Que dire aussi des bandes vidéo par lesquelles Brendan Shanahan justifie la sévérité ou la clémence affichée dans le cadre des suspensions qu'il impose aussitôt la diffusion de la nouvelle.

Mais ce n'est pas tout: si vous êtes vraiment bien branchés, vous pouvez même échanger des «textos» avec un responsable de la LNH, un arbitre, un joueur et même un entraîneur-chef pendant un entracte ou lors d'un point de presse.

Cette nouvelle réalité n'a pas que du bon à offrir. Que non! Même que la soif de la primeur entraîne sa part de conséquences fâcheuses et désolantes.

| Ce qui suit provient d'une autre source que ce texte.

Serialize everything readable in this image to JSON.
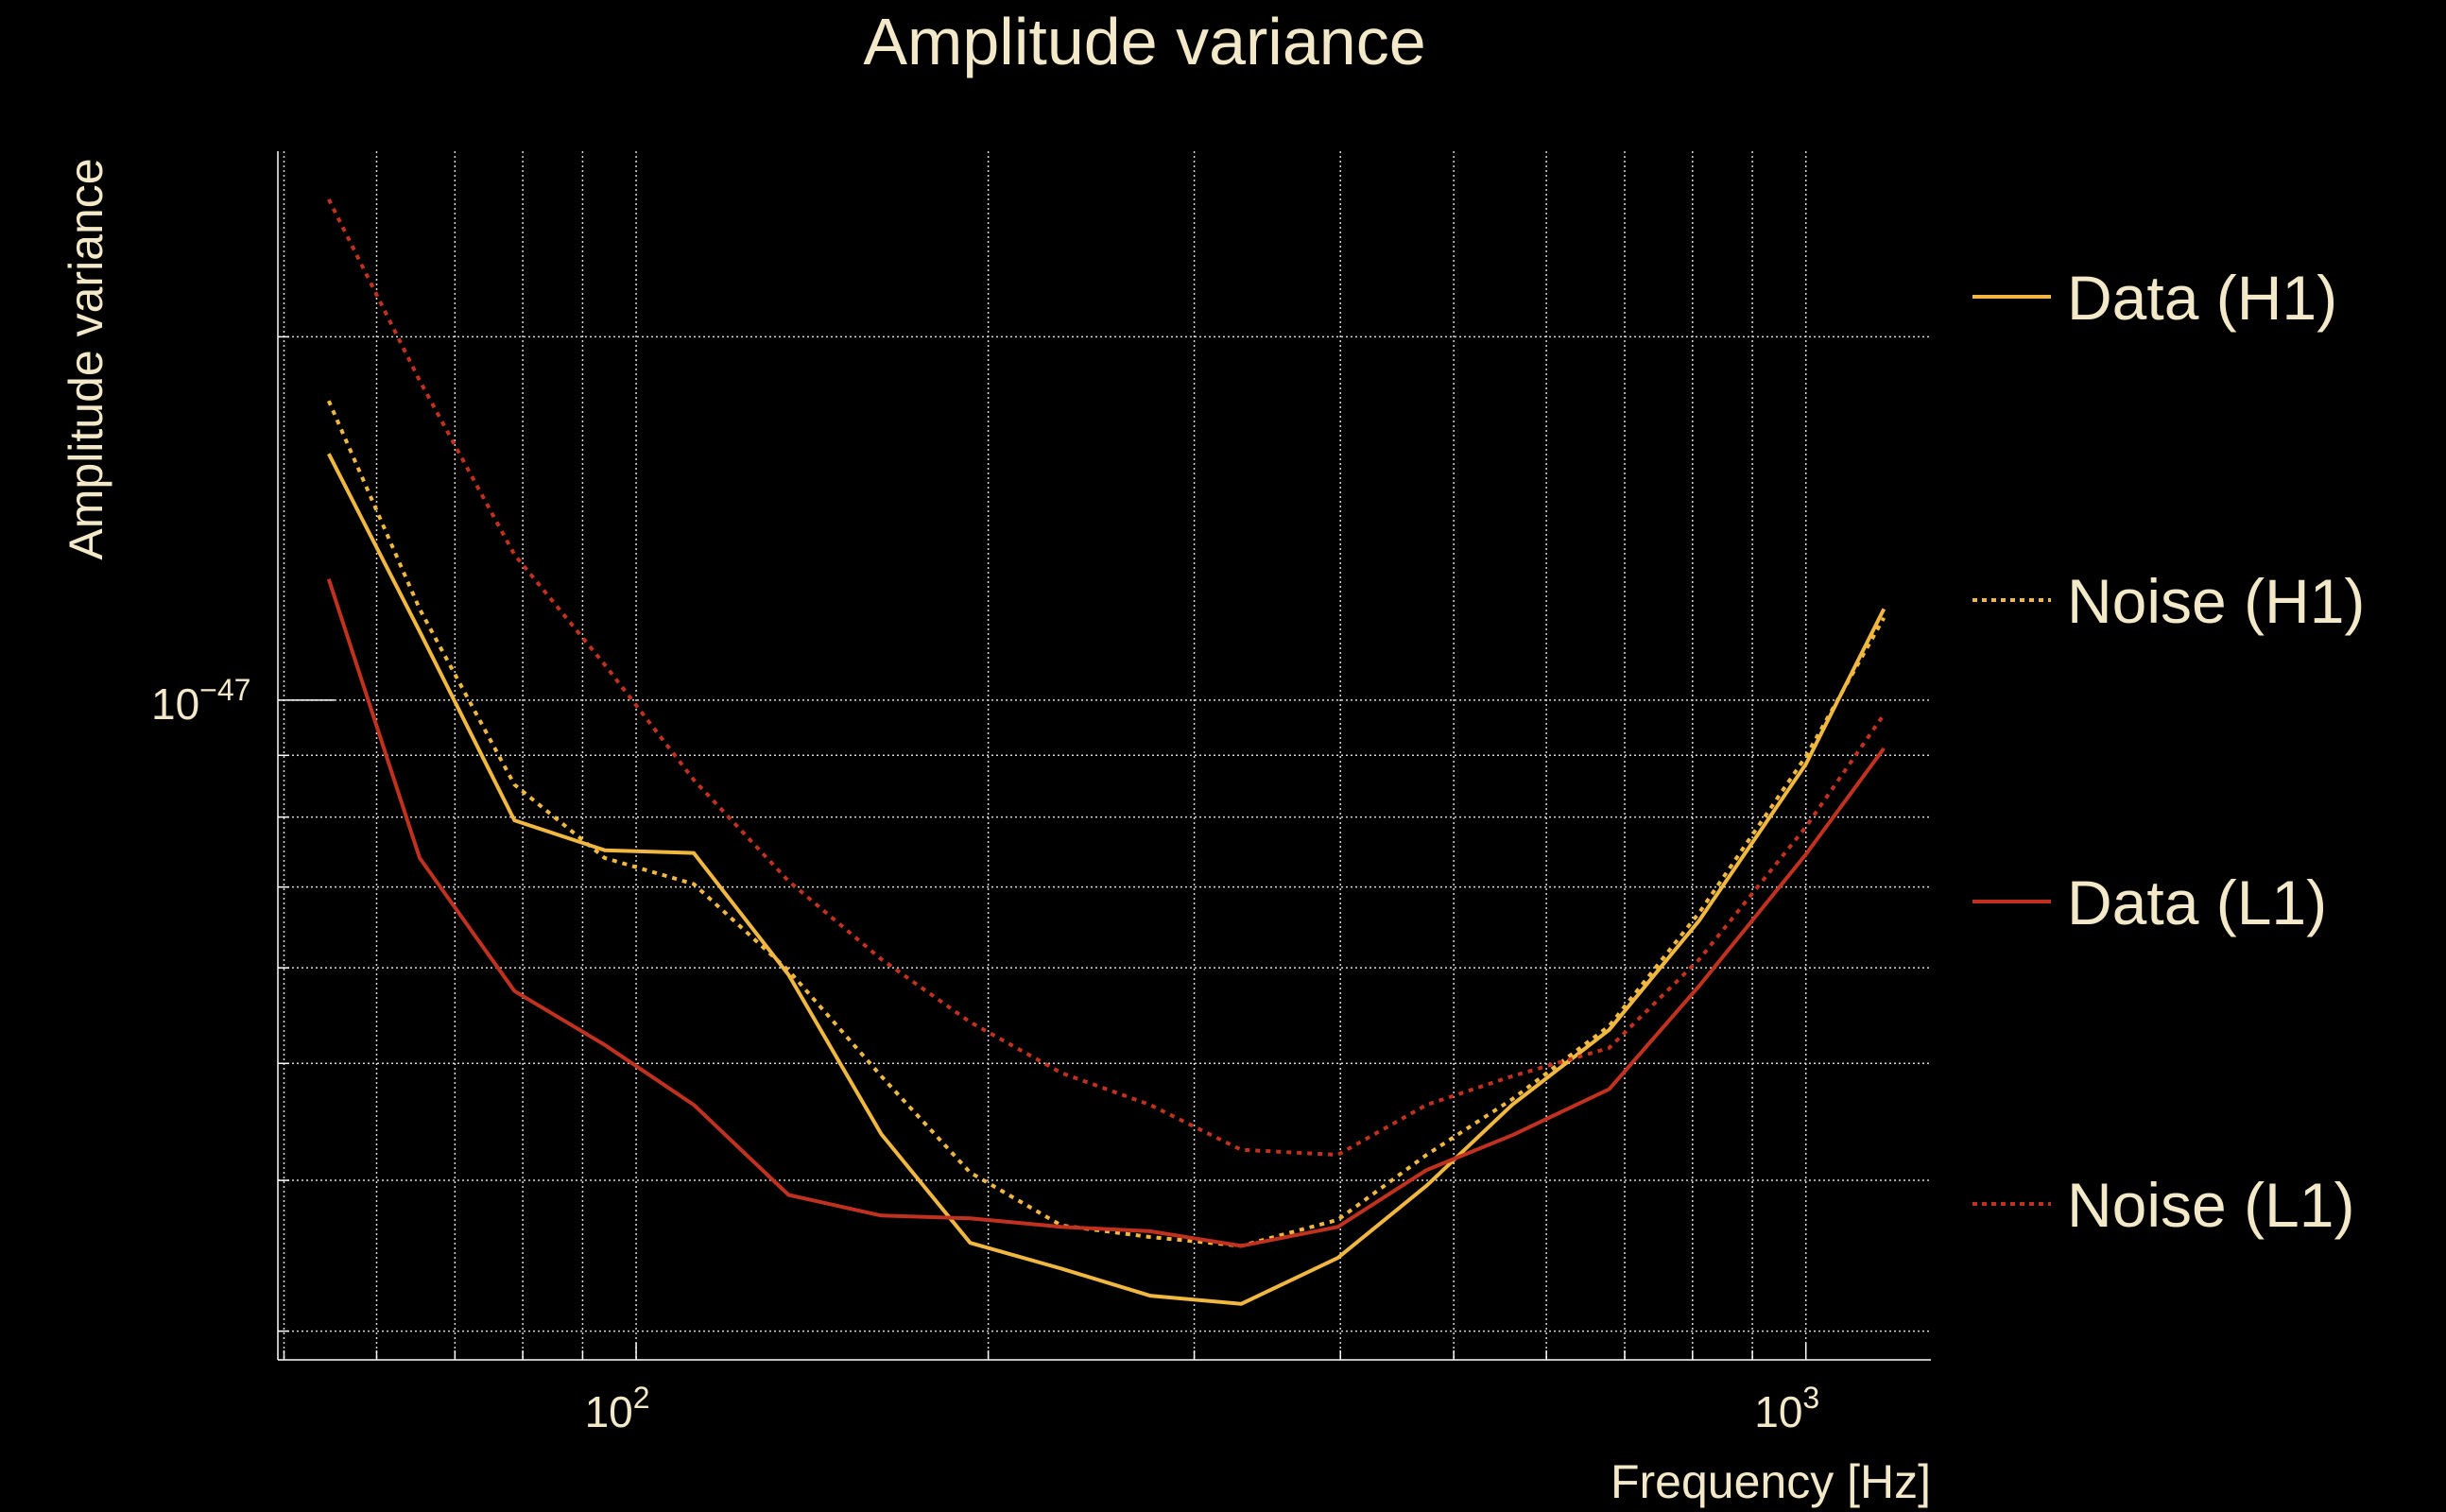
{
  "chart_data": {
    "type": "line",
    "title": "Amplitude variance",
    "xlabel": "Frequency [Hz]",
    "ylabel": "Amplitude variance",
    "xscale": "log",
    "yscale": "log",
    "xlim": [
      49.4,
      1279
    ],
    "ylim": [
      2.84e-48,
      2.85e-47
    ],
    "x_ticks": [
      {
        "value": 100,
        "base": "10",
        "exp": "2"
      },
      {
        "value": 1000,
        "base": "10",
        "exp": "3"
      }
    ],
    "y_ticks": [
      {
        "value": 1e-47,
        "base": "10",
        "exp": "−47"
      }
    ],
    "grid": true,
    "legend_position": "right",
    "colors": {
      "background": "#000000",
      "text": "#f3e8c8",
      "h1": "#f0b840",
      "l1": "#c0321f",
      "grid": "#d8d8d8"
    },
    "x": [
      54.6,
      65.3,
      78.7,
      94,
      112,
      135,
      162,
      193,
      231,
      275,
      329,
      398,
      474,
      561,
      679,
      811,
      1000,
      1166
    ],
    "y_unit": 1e-47,
    "series": [
      {
        "name": "Data (H1)",
        "color": "#f0b840",
        "style": "solid",
        "values": [
          1.6,
          1.14,
          0.795,
          0.751,
          0.747,
          0.592,
          0.437,
          0.355,
          0.338,
          0.321,
          0.316,
          0.345,
          0.396,
          0.462,
          0.533,
          0.657,
          0.885,
          1.19
        ]
      },
      {
        "name": "Noise (H1)",
        "color": "#f0b840",
        "style": "dotted",
        "values": [
          1.77,
          1.19,
          0.851,
          0.74,
          0.704,
          0.597,
          0.488,
          0.406,
          0.367,
          0.359,
          0.353,
          0.371,
          0.42,
          0.467,
          0.537,
          0.667,
          0.898,
          1.17
        ]
      },
      {
        "name": "Data (L1)",
        "color": "#c0321f",
        "style": "solid",
        "values": [
          1.26,
          0.74,
          0.574,
          0.518,
          0.462,
          0.389,
          0.374,
          0.372,
          0.366,
          0.363,
          0.353,
          0.366,
          0.408,
          0.436,
          0.476,
          0.58,
          0.745,
          0.912
        ]
      },
      {
        "name": "Noise (L1)",
        "color": "#c0321f",
        "style": "dotted",
        "values": [
          2.6,
          1.84,
          1.32,
          1.07,
          0.859,
          0.708,
          0.61,
          0.541,
          0.491,
          0.462,
          0.424,
          0.42,
          0.462,
          0.488,
          0.515,
          0.61,
          0.785,
          0.973
        ]
      }
    ]
  }
}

De fausses nouvelles lancées sur Twitter par des idiots qui usurpent l'identité de journalistes reconnus, respectés et bien branchés font souvent 10, 50, 100 fois le tour de la planète hockey avant de pouvoir être démenties.

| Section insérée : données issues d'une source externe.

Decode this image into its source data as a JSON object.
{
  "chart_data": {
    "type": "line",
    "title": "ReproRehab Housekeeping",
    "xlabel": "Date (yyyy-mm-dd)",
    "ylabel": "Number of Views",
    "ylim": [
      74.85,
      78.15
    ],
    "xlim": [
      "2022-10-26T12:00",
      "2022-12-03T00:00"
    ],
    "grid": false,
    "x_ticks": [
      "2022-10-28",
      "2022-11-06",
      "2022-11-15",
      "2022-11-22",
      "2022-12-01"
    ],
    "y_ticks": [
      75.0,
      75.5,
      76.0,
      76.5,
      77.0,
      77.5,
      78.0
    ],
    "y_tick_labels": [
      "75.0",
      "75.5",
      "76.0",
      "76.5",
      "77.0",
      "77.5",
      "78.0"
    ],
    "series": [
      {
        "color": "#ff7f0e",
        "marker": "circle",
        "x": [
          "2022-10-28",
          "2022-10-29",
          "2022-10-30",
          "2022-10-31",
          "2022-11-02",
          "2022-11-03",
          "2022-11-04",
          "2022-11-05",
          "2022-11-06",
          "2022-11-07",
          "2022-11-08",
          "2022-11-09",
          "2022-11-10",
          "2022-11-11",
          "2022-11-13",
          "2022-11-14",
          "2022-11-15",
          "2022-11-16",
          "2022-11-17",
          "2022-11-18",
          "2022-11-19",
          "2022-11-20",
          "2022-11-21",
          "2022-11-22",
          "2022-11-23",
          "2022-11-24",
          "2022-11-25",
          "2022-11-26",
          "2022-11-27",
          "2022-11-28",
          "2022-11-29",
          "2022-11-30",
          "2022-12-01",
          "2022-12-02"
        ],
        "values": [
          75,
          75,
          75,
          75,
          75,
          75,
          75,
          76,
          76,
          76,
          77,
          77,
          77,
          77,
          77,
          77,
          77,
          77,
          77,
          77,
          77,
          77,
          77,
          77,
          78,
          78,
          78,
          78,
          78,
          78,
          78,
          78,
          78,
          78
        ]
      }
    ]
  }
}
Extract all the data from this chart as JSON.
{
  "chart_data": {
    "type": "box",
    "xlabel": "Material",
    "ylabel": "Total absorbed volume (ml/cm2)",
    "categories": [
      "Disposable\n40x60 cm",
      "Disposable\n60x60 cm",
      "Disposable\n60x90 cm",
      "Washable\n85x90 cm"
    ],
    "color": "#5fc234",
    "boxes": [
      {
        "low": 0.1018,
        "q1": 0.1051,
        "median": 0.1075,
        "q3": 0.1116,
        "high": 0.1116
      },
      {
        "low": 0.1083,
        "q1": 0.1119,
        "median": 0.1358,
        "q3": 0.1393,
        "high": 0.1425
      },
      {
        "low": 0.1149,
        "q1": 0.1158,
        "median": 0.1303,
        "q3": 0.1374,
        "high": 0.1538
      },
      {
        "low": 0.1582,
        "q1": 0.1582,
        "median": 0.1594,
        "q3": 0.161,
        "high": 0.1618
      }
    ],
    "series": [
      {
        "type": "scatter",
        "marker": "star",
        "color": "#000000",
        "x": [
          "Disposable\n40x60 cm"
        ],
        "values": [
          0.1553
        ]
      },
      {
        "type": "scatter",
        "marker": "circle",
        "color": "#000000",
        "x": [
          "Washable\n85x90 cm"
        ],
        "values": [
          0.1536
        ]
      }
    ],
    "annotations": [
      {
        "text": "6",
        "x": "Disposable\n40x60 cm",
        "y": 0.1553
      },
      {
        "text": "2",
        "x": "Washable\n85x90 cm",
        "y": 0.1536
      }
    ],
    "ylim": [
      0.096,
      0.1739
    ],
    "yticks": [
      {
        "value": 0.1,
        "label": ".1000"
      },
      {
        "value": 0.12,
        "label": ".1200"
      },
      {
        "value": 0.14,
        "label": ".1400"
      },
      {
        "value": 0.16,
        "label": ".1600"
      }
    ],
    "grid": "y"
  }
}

Des rumeurs lancées par des geeks sur des sites dont la qualité laisse croire qu'ils en savent autant sur le hockey qu'en informatique polluent quotidiennement la Toile.

Ski, golf, Formule 1

Le hockey n'est pas le seul sport dont les nouvelles, résultats et rumeurs se retrouvent sur les ordis, tablettes et autres téléphones intelligents des amateurs qui veulent toujours en savoir plus et plus vite à la vitesse grand V.

La F1 vous passionne? Vous pouvez suivre en temps réel les qualifications et les courses avec les temps de passage, la durée des arrêts aux puits et toutes les informations pertinentes. Vous pouvez même suivre la voiture de votre pilote favori sur la réplique du parcours que vous propose votre écran.

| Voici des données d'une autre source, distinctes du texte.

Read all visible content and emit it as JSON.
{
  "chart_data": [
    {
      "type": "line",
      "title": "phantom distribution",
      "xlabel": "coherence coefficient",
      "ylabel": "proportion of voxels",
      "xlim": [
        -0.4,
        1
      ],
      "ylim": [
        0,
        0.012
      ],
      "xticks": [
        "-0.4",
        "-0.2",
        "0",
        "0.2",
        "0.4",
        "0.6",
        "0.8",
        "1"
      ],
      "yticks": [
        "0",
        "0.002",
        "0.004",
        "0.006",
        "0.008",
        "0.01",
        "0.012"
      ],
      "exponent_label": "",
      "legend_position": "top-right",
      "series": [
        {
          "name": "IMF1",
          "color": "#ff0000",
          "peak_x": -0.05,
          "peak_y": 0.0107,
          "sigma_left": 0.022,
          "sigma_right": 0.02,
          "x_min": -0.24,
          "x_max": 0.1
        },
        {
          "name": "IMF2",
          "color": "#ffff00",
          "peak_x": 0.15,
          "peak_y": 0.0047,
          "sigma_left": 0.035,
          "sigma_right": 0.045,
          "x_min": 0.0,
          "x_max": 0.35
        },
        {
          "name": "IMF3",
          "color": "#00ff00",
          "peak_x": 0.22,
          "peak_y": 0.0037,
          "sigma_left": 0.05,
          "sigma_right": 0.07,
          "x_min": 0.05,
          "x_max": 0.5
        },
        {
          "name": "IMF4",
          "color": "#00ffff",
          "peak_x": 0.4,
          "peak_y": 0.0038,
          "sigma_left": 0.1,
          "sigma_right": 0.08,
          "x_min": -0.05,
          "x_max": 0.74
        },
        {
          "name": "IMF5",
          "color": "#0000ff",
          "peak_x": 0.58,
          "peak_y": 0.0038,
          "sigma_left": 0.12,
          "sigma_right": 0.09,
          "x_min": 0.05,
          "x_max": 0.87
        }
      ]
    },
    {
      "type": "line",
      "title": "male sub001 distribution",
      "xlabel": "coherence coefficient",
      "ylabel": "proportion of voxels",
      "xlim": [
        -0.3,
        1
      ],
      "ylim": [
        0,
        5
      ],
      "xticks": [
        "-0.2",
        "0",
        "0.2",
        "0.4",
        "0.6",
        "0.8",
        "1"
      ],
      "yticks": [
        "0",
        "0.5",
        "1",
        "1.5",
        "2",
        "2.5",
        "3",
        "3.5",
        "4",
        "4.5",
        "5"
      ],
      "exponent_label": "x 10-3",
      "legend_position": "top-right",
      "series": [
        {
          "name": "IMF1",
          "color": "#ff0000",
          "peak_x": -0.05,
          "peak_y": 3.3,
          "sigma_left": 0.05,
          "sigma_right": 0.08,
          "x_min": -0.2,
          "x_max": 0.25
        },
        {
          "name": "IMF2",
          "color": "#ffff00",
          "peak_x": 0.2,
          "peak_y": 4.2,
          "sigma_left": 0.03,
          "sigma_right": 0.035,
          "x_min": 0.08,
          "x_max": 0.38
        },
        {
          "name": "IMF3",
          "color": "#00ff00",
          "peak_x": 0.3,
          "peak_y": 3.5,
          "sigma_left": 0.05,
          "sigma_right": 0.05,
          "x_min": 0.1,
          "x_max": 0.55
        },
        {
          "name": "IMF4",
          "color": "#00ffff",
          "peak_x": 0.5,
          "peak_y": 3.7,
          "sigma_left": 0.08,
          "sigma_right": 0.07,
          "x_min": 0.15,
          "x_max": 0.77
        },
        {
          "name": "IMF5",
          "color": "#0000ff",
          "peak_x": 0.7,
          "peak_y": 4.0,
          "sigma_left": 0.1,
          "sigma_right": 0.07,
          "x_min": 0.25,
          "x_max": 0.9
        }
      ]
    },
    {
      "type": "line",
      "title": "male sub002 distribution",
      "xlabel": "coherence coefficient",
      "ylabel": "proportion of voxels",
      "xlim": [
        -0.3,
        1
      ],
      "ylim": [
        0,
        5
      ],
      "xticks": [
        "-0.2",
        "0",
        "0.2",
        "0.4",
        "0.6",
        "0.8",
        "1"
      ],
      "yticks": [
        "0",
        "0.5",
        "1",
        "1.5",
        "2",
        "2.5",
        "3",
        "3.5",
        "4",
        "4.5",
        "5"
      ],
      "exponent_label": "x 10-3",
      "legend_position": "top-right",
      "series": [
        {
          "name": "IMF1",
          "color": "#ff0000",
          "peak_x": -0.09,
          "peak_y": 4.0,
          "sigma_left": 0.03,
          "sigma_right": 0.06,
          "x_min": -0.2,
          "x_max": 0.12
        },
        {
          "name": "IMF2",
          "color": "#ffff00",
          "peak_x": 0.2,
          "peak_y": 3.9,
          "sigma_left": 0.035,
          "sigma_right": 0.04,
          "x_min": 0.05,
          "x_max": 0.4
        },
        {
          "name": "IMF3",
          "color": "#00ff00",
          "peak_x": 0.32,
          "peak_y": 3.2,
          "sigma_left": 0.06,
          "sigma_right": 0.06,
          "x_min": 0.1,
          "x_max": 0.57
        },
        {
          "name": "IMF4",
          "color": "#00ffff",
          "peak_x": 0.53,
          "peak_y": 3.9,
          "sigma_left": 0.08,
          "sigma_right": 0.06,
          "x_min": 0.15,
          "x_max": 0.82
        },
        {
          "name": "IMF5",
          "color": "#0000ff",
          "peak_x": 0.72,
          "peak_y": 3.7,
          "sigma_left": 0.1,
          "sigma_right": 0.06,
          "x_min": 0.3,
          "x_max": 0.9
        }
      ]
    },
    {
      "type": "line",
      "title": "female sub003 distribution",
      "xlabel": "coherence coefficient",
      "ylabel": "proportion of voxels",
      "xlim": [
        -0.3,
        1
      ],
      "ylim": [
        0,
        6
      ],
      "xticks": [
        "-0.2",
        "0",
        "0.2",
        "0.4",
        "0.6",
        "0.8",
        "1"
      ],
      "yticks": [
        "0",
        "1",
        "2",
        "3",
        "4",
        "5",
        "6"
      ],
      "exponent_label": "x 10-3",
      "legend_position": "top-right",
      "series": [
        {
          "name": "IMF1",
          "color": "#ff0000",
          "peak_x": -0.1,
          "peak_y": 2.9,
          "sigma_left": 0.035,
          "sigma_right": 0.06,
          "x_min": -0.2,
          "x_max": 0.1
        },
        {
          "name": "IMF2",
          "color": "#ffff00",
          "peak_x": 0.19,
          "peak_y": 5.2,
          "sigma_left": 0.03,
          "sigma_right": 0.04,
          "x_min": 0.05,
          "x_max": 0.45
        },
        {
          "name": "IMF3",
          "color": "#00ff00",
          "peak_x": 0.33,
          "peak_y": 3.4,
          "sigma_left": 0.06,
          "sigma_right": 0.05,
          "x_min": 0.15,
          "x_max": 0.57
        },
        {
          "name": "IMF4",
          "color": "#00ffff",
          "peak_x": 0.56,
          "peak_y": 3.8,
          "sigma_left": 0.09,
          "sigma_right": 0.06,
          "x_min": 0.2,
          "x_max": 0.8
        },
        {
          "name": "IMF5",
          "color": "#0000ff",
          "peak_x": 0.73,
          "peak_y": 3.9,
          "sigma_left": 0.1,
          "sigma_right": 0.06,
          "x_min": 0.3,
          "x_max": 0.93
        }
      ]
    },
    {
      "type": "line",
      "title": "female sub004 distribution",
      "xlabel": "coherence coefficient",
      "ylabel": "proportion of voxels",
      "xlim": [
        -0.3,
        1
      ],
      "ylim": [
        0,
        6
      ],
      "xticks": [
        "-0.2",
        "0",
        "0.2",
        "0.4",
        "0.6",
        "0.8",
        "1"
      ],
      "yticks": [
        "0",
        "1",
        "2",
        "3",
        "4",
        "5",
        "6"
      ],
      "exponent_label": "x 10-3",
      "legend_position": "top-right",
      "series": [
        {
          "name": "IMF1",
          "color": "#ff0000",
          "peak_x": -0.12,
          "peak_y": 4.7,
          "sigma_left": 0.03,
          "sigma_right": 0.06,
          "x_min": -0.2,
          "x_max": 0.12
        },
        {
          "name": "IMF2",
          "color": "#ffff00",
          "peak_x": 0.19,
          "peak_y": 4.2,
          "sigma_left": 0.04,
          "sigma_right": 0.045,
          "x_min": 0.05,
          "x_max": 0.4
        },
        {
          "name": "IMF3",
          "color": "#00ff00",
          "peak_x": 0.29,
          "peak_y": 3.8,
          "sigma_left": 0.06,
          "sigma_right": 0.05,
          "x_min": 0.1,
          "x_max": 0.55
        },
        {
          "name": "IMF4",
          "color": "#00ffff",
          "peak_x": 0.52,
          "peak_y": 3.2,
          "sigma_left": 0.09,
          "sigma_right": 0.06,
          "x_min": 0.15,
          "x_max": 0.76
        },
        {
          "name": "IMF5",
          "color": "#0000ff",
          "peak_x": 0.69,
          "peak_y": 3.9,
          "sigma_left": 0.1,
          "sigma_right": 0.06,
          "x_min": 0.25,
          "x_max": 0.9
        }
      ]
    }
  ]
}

Même chose en ski alpin, alors que vous pouvez suivre, presque au virage près, une descente d'Erik Guay. Et si un doute s'installe dans votre tête à savoir si le skieur québécois écrit son prénom avec un «k» comme Erik Cole ou un «c» comme Eric Lindros, s'il est né à Québec ou à Montréal, s'il a 30 ou 31 ans, ou si c'est bien à Garmish ou Val d'Isère qu'il est monté sur la plus haute marche du podium pour la première fois, une visite sur Google ou mieux encore sur son site personnel [erikguay.com] vous offrira toutes les réponses en moins de temps qu'il n'en faut pour écrire World Wide Web!

Et on n'est jamais plus loin qu'à un mot de passe du classement général de la NFL, de la NBA, du tableau des meneurs du tournoi de golf de la PGA ou d'un message de 140 caractères pour dire aux partisans du Canadien que leur équipe n'accédera pas aux séries cette année ou aux enfants que papa sera encore en retard pour souper. Il faut croire que c'est ça le progrès.